SalesPulse AI is a unified platform designed for Small and Medium Businesses (SMBs) to manage customers, sales pipelines, marketing campaigns, and team operations. Built with a modern tech stack, it features modular architecture, real-time analytics, and AI-powered insights.
- CRM & Customer Management: Track customer profiles, interactions, and lifecycle status.
- Visual Sales Pipeline: Kanban-style deal tracking with drag-and-drop support (planned).
- Task Management: Assign tasks, set due dates, and track completion.
- Marketing Hub: Manage campaigns, track budgets, and monitor reach.
- AI Assistant: Intelligent revenue forecasting and actionable business insights.
- Real-time Dashboard: Interactive charts for revenue, customer growth, and activity logs.
- Role-Based Access: Secure authentication with JWT and role management.
- Frontend: React 19, TypeScript, Vite, Tailwind CSS, Recharts, Lucide Icons.
- Backend: ASP.NET Core 8.0 (Clean Architecture), Entity Framework Core.
- Database: Microsoft SQL Server.
- Containerization: Docker, Docker Compose, Nginx.
- Docker & Docker Compose
- Node.js 18+ (for local frontend dev)
- .NET SDK 8.0 (for local backend dev)
-
Clone the repository
git clone https://github.com/your-org/salespulse.git cd salespulse -
Run with Docker Compose
docker-compose up --build
- Frontend:
http://localhost:5173 - Backend API:
http://localhost:5244 - SQL Server:
localhost:1433
- Frontend:
Frontend:
cd salespulse-ui
npm install
npm run devBackend:
cd backend
dotnet restore
dotnet run --project SalesPulse.APIThe project follows a Clean Architecture pattern:
- Domain Layer: Core entities and business logic (Customers, Deals, etc.).
- Application Layer: Business rules, DTOs, interfaces, and service logic.
- Infrastructure Layer: Database context, repositories, and external service implementations.
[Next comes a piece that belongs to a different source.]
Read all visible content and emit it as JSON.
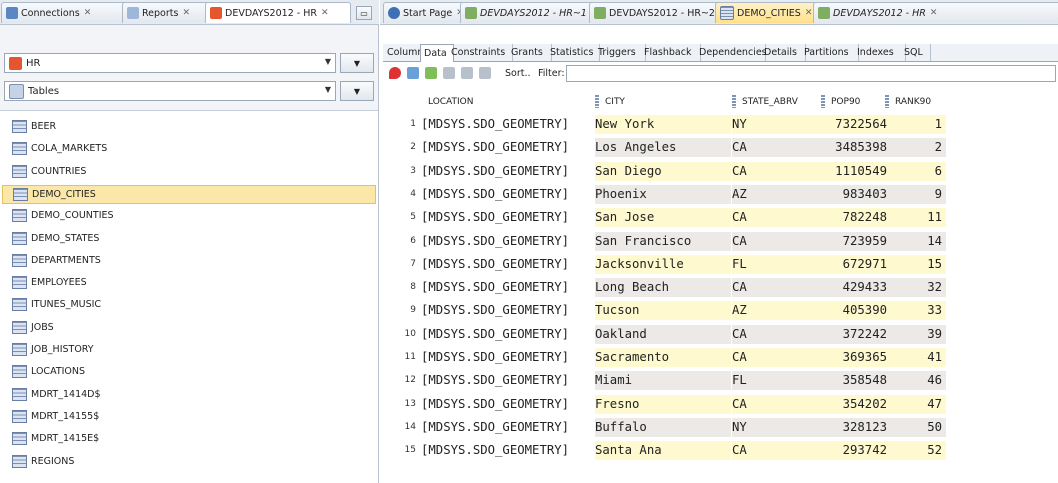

- API Layer: RESTful endpoints and controllers.
- Presentation Layer: React Single Page Application (SPA).
The backend provides a RESTful API. Documentation is available via Swagger when running locally.
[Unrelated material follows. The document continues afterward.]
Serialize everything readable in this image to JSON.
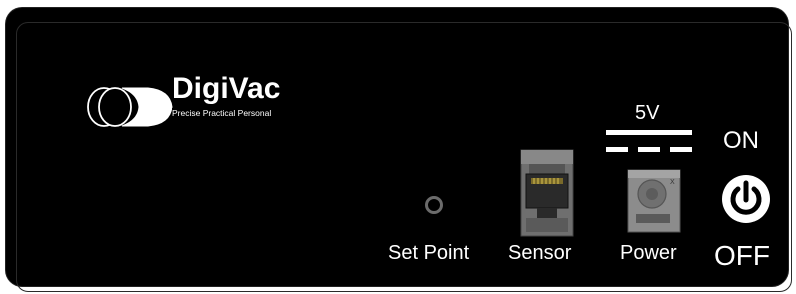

GET /api/customers- List all customersPOST /api/deals- Create a new sales dealGET /api/dashboard/metrics- aggregated KPIsPOST /api/auth/login- Authenticate user
The system includes a mock AI service (aiService.ts) designed to be easily swapped with real ML models.
- Forecasting: Uses historical revenue data to predict future trends.
- Sentiment Analysis: Analyzes interaction notes (Calls/Emails) to detect churn risk.
- Lead Scoring: Scores potential deals based on engagement velocity.
This project is licensed under the MIT License.